CBS documents on Bush service false

Up For Debate

During the CBS broadcast of "60 Minutes" on Sept. 8, Dan Rather reported on the doubts surrounding President Bush’s fulfillment of his National Guard duties during the Vietnam War. Some of the primary evidence Rather used were documents that Bill Burkett, a veteran of the Texas Air National Guard, had turned over to CBS after receiving them from an anonymous source. The documents appeared to be authored by Bush’s late commanding officer, Lt. Col. Jerry Killian, and indicated that Bush had failed to report for a physical and was receiving special treatment from Killian’s superiors.

Almost immediately after the documents aired, their veracity was called into question in Internet chat rooms by people who claimed the fonts used could not have been printed by a typewriter in 1972, the year Burkett claims the documents were produced. CBS launched an internal investigation and concluded that they could not verify the authenticity of the documents.

The controversy thickened when it was revealed that CBS producer Mary Mapes had contacted Sen. John Kerry’s campaign and put them in contact with Burkett. CBS also allegedly ignored the advice of its experts in airing the papers after White House communication director Dan Bartlett declined to comment on the documents. Marian Carr Knox, a former secretary for Killian, claims that she never typed those documents, but that they accurately reflect Killian’s sentiment toward Bush.

Senior Travis Jones and sophomore Brian Goodman discuss CBS’ actions in this week’s "Up for Debate."

Travis Jones, senior writer

Contrary to popular belief, Dan Rather is not a robot that gets recharged every night in the CBS studios — he is a living, breathing 72-year-old man who has earned a great deal of respect during his 42 years with "CBS News." However, Rather clearly has damaged his credibility with this recent incident. The timing is horrendous — right in the heat of a presidential campaign. He has been around long enough to know that a story must be valid before it is aired. Yet, Rather reported on "60 Minutes" to 8.1 million viewers that authentic documents revealed George W. Bush received preferential treatment in the Vietnam-era National Guard. 8.1 million people — not to mention everyone who found out the following week. Now it turns out that the documents may be fake. Rather, who said, "I have never been so confident of a story in my life," wasn’t so confident when he learned the documents weren’t real.
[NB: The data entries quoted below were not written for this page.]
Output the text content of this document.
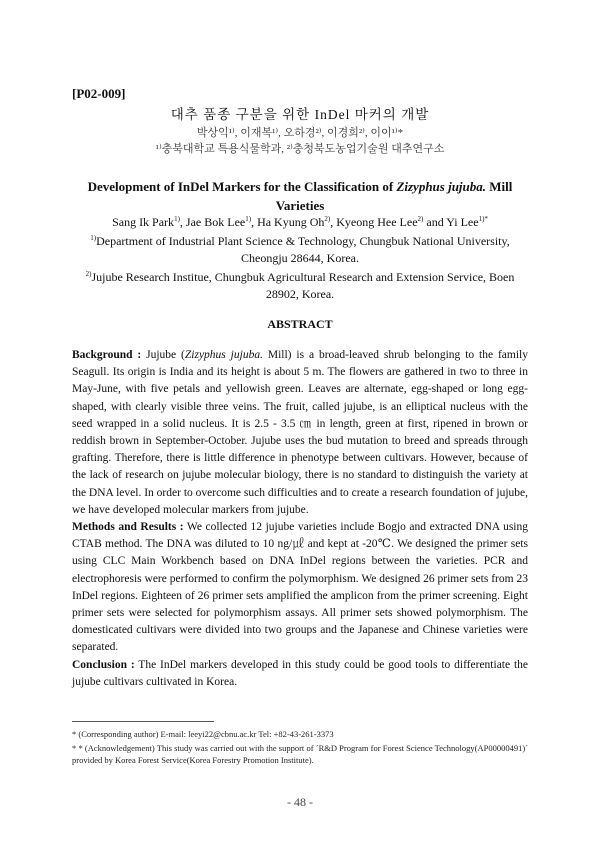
[P02-009]
대추 품종 구분을 위한 InDel 마커의 개발
박상익¹⁾, 이재복¹⁾, 오하경²⁾, 이경희²⁾, 이이¹⁾*
¹⁾충북대학교 특용식물학과, ²⁾충청북도농업기술원 대추연구소
Development of InDel Markers for the Classification of Zizyphus jujuba. Mill Varieties
Sang Ik Park$^{1)}$, Jae Bok Lee$^{1)}$, Ha Kyung Oh$^{2)}$, Kyeong Hee Lee$^{2)}$ and Yi Lee$^{1)*}$
$^{1)}$Department of Industrial Plant Science & Technology, Chungbuk National University, Cheongju 28644, Korea.
$^{2)}$Jujube Research Institue, Chungbuk Agricultural Research and Extension Service, Boen 28902, Korea.
ABSTRACT

Background : Jujube (Zizyphus jujuba. Mill) is a broad-leaved shrub belonging to the family Seagull. Its origin is India and its height is about 5 m. The flowers are gathered in two to three in May-June, with five petals and yellowish green. Leaves are alternate, egg-shaped or long egg-shaped, with clearly visible three veins. The fruit, called jujube, is an elliptical nucleus with the seed wrapped in a solid nucleus. It is 2.5 - 3.5 ㎝ in length, green at first, ripened in brown or reddish brown in September-October. Jujube uses the bud mutation to breed and spreads through grafting. Therefore, there is little difference in phenotype between cultivars. However, because of the lack of research on jujube molecular biology, there is no standard to distinguish the variety at the DNA level. In order to overcome such difficulties and to create a research foundation of jujube, we have developed molecular markers from jujube.

Methods and Results : We collected 12 jujube varieties include Bogjo and extracted DNA using CTAB method. The DNA was diluted to 10 ng/㎕ and kept at -20℃. We designed the primer sets using CLC Main Workbench based on DNA InDel regions between the varieties. PCR and electrophoresis were performed to confirm the polymorphism. We designed 26 primer sets from 23 InDel regions. Eighteen of 26 primer sets amplified the amplicon from the primer screening. Eight primer sets were selected for polymorphism assays. All primer sets showed polymorphism. The domesticated cultivars were divided into two groups and the Japanese and Chinese varieties were separated.

Conclusion : The InDel markers developed in this study could be good tools to differentiate the jujube cultivars cultivated in Korea.

* (Corresponding author) E-mail: leeyi22@cbnu.ac.kr Tel: +82-43-261-3373
* * (Acknowledgement) This study was carried out with the support of ´R&D Program for Forest Science Technology(AP00000491)´ provided by Korea Forest Service(Korea Forestry Promotion Institute).
- 48 -
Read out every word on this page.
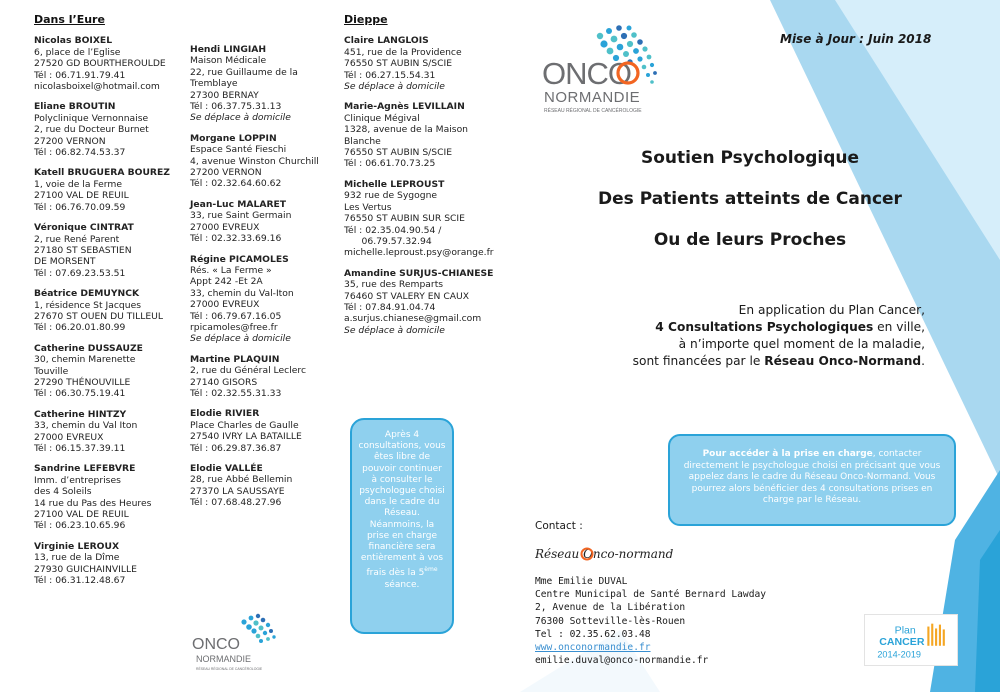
Dans l’Eure
Nicolas BOIXEL
6, place de l’Eglise
27520 GD BOURTHEROULDE
Tél : 06.71.91.79.41
nicolasboixel@hotmail.com
Eliane BROUTIN
Polyclinique Vernonnaise
2, rue du Docteur Burnet
27200 VERNON
Tél : 06.82.74.53.37
Katell BRUGUERA BOUREZ
1, voie de la Ferme
27100 VAL DE REUIL
Tél : 06.76.70.09.59
Véronique CINTRAT
2, rue René Parent
27180 ST SEBASTIEN
DE MORSENT
Tél : 07.69.23.53.51
Béatrice DEMUYNCK
1, résidence St Jacques
27670 ST OUEN DU TILLEUL
Tél : 06.20.01.80.99
Catherine DUSSAUZE
30, chemin Marenette
Touville
27290 THÉNOUVILLE
Tél : 06.30.75.19.41
Catherine HINTZY
33, chemin du Val Iton
27000 EVREUX
Tél : 06.15.37.39.11
Sandrine LEFEBVRE
Imm. d’entreprises
des 4 Soleils
14 rue du Pas des Heures
27100 VAL DE REUIL
Tél : 06.23.10.65.96
Virginie LEROUX
13, rue de la Dîme
27930 GUICHAINVILLE
Tél : 06.31.12.48.67
Hendi LINGIAH
Maison Médicale
22, rue Guillaume de la
Tremblaye
27300 BERNAY
Tél : 06.37.75.31.13
Se déplace à domicile
Morgane LOPPIN
Espace Santé Fieschi
4, avenue Winston Churchill
27200 VERNON
Tél : 02.32.64.60.62
Jean-Luc MALARET
33, rue Saint Germain
27000 EVREUX
Tél : 02.32.33.69.16
Régine PICAMOLES
Rés. « La Ferme »
Appt 242 -Et 2A
33, chemin du Val-Iton
27000 EVREUX
Tél : 06.79.67.16.05
rpicamoles@free.fr
Se déplace à domicile
Martine PLAQUIN
2, rue du Général Leclerc
27140 GISORS
Tél : 02.32.55.31.33
Elodie RIVIER
Place Charles de Gaulle
27540 IVRY LA BATAILLE
Tél : 06.29.87.36.87
Elodie VALLÉE
28, rue Abbé Bellemin
27370 LA SAUSSAYE
Tél : 07.68.48.27.96
Dieppe
Claire LANGLOIS
451, rue de la Providence
76550 ST AUBIN S/SCIE
Tél : 06.27.15.54.31
Se déplace à domicile
Marie-Agnès LEVILLAIN
Clinique Mégival
1328, avenue de la Maison
Blanche
76550 ST AUBIN S/SCIE
Tél : 06.61.70.73.25
Michelle LEPROUST
932 rue de Sygogne
Les Vertus
76550 ST AUBIN SUR SCIE
Tél : 02.35.04.90.54 /
06.79.57.32.94
michelle.leproust.psy@orange.fr
Amandine SURJUS-CHIANESE
35, rue des Remparts
76460 ST VALERY EN CAUX
Tél : 07.84.91.04.74
a.surjus.chianese@gmail.com
Se déplace à domicile
Après 4 consultations, vous êtes libre de pouvoir continuer à consulter le psychologue choisi dans le cadre du Réseau. Néanmoins, la prise en charge financière sera entièrement à vos frais dès la 5ème séance.
ONCO
NORMANDIE
RÉSEAU RÉGIONAL DE CANCÉROLOGIE
ONCO
NORMANDIE
RÉSEAU RÉGIONAL DE CANCÉROLOGIE
Mise à Jour : Juin 2018
Soutien Psychologique
Des Patients atteints de Cancer
Ou de leurs Proches
En application du Plan Cancer,
4 Consultations Psychologiques en ville,
à n’importe quel moment de la maladie,
sont financées par le Réseau Onco-Normand.
Pour accéder à la prise en charge, contacter directement le psychologue choisi en précisant que vous appelez dans le cadre du Réseau Onco-Normand. Vous pourrez alors bénéficier des 4 consultations prises en charge par le Réseau.
Contact :
Réseau Onco-normand
Mme Emilie DUVAL
Centre Municipal de Santé Bernard Lawday
2, Avenue de la Libération
76300 Sotteville-lès-Rouen
Tel : 02.35.62.03.48
www.onconormandie.fr
emilie.duval@onco-normandie.fr
Plan
CANCER
2014-2019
Rather issued an on-air apology on CBS nearly two weeks after he broke the story. Bravo, Dan. Rather has no excuse for not exhibiting the responsibility, effort and die-hard journalism he has shown over the past four decades. To be a broadcast journalist on a major network you can’t make mistakes like this — you just can’t. Dan Rather, once dubbed the "hardest working man in broadcast journalism," may want to start working just a little bit harder if he wishes to regain his credibility.

Brian Goodman, staff writer

Before the accusations start flying about being sucked into the vast right wing conspiracy, let’s get one thing straight: What happened at CBS was no accident. There is no way that "60 Minutes," a premier television newsmagazine, could have committed such journalistic gaffes as it did without full knowledge.

If it was intentional, the intention behind it was to hurt a Republican president. Not only would it have been detrimental to a Republican, but it would have been proactive to a Democrat, taking the heat off of John Kerry, who was sweating under the Swift Boat Veterans for Truth controversy. The story of Bush’s kid-glove National Guard service would have gotten the pressure put back where CBS wanted it, on Bush himself.

Liberal bias at CBS almost is as well-documented a phenomenon as Bill Clinton’s sexual exploits; whole books have been written on the topic. It therefore is no surprise CBS intentionally would violate such journalistic standards to hustle an exposé on Bush in an expedient fashion for Kerry.

But if we know that the most accurate thing on "60 Minutes" is that giant stopwatch, we must accept the responsibility of being more discerning viewers. All news reports should be taken with a grain of salt anyway, but in light of CBS’ bias, we now must be willing to take the whole shaker.